Несчастный гроссмейстер, лежал на некогда дорогом, а ныне изрядно потёртом персидском ковре, широко раскинув руки; пальцы их были судорожно скрючены, будто продолжали скрести пол. Подол его чёрной, шитой золотом мантии неприлично задрался, обнажив худые белые ноги, уже покрытые трупными пятнами, и смешные полосатые подштанники. Огромная, действительно от уха до уха, рана зияла под вздёрнутым бритым подбородком. Страшный удар почти отделил голову от туловища, она держалась только на позвонках и смотрела в потолок широко открытыми, ничего не выражающими глазами. Крови вокруг разлились целые лужи, даже стены местами были забрызганы. Неприятное, конечно, зрелище. У Романа Григорьевича даже аппетит пропал, хотя ещё минуту назад он скорбел о горяченькой булочке, что так ему и не досталась.

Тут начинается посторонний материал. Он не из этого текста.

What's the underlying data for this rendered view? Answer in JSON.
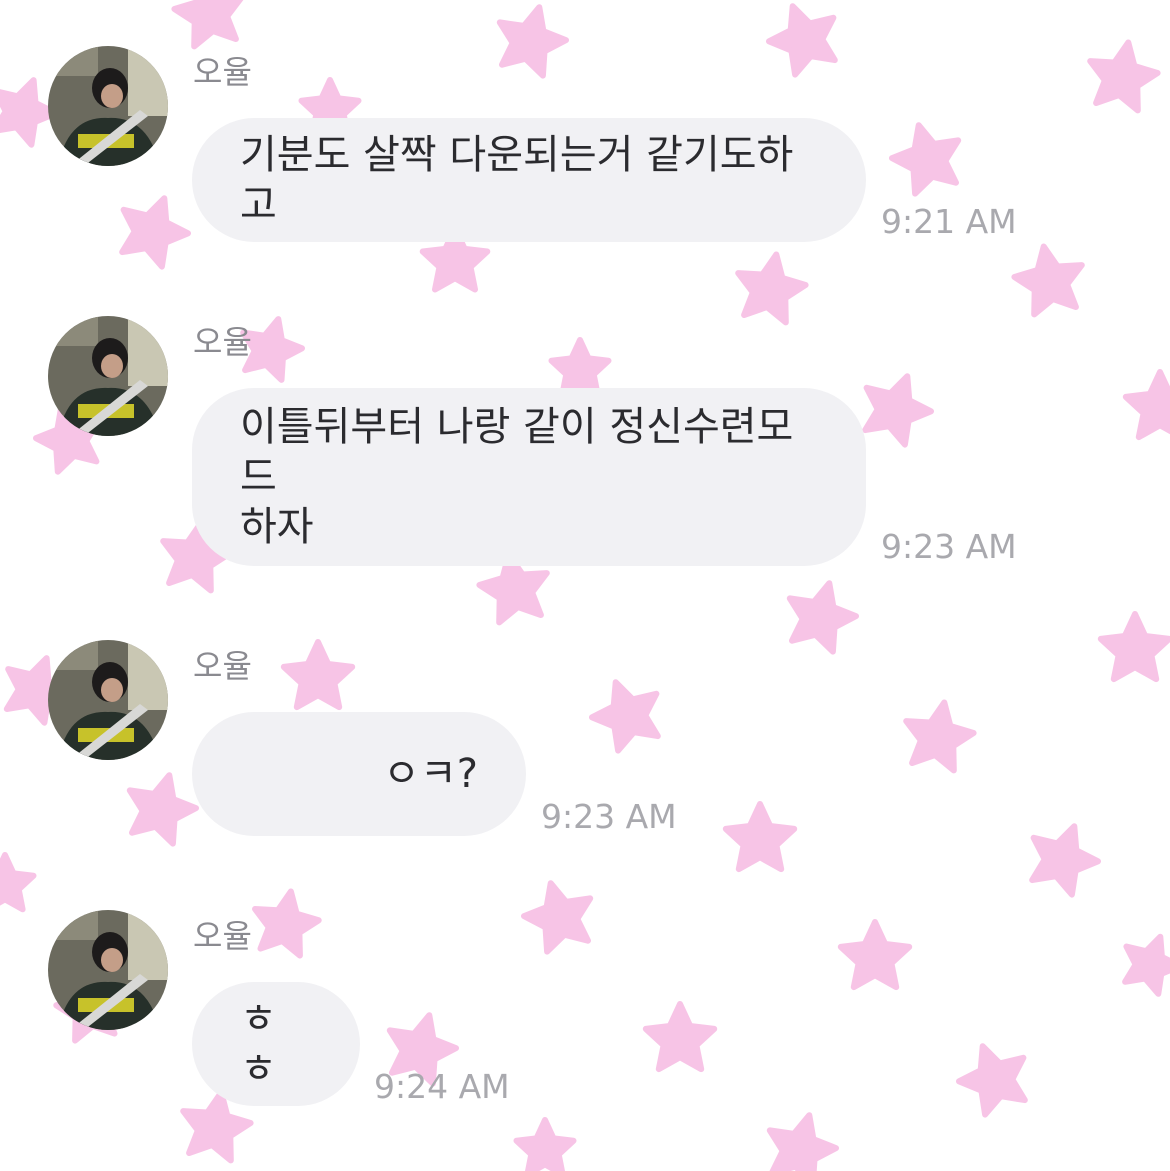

– Ну, что, заводи протокол, – не оборачиваясь, велел он своему юному спутнику. – Пиши… Так, что мы имеем? Труп пожилого мужчины средних лет, благородной наружности… Пишешь?
Ответом ему был не то всхлип, не то стон. Пристав обернулся. Новоиспечённый инспектор стоял, тяжело привалившись к косяку. Лицо его было совершенно зелёным, а глаза – дикими. Руки мелко тряслись. В общем, писать протокол было некому.
– Ступай на улицу, отдышись, – велел Роман Григорьевич удручённо.
Тит Ардалионович что-то обморочно пискнул и выполз из комнаты по стеночке.
«Ну что за изнеженная молодёжь нынче пошла!» – сказал себе господин Ивенский. Его самого трупами было не удивить. Дело в том, что вырос он не просто в военные годы,[2] а на войне, в действующей армии. Папенька его в ту пору генеральских эполет ещё не носил, служил простым полковником. Матери же своей юный Ивенский не знал вовсе. Папенька уверял, будто она скончалась родами, но злые языки возражали: не скончалась вовсе, а вскоре после рождения первенца сбежала за границу с каким-то музыкантом. Так или иначе, материнской опеки Роман Григорьевич был лишён. Не желая доверять воспитание единственного наследника посторонним людям, полковник Ивенский всюду возил его с собой, и лихие военные времена не стали исключением. Только не нужно думать, будто полковничье чадо росло этаким сыном полка, либо малолетним дикарём вроде полубеспризорных маркитантских детей. Уж конечно, отец озаботился дать ему надлежащее образование и воспитание, и всякий раз, когда очередного гувернёра настигала шальная пуля или осколок бомбы, непременно нанимал нового, как ни старался сын убедить папеньку, что все науки уже постиг, и в воспитателях боле не нуждается. И в лобовые атаки полковник наследника не пускал, заставлял отсиживаться в ставке. Только в пору больших отступлений и приходилось повоевать малолетнему Роману Григорьевичу, потому что когда враг прёт и войско бежит, дорог каждый штык, да и отсиживаться, собственно, негде. Отступал папенькин полк редко, однако, этого хватило, чтобы будущий сыскной пристав насмотрелся такого, что вид мёртвого тела больше не мог его смутить.
Младший же сослуживец его такого опыта, увы, не имел, и на улице бедняжку стошнило, прямо на глазах у зевак. Зато сразу после этого ему заметно полегчало, и, к чести своей, он нашёл в себе силы вернуться в дом. Пристав не без удовольствия отметил положительные изменения в облике чувствительного подчинённого: лицо юноши цветом своим больше не напоминало жабье брюшко, щёки его чуть тронул былой румянец, а уж уши-то полыхали так, что любо-дорого посмотреть!
– Ну как, пришли в себя? – желая поднять боевой дух юноши, Роман Григорьевич решил обращаться к нему на «вы». – Тогда приступайте к службе. Тело я уже осмотрел, возвращаться к нему нет нужды. Давайте займёмся обстановкой, надо выяснить, не украдено ли чего.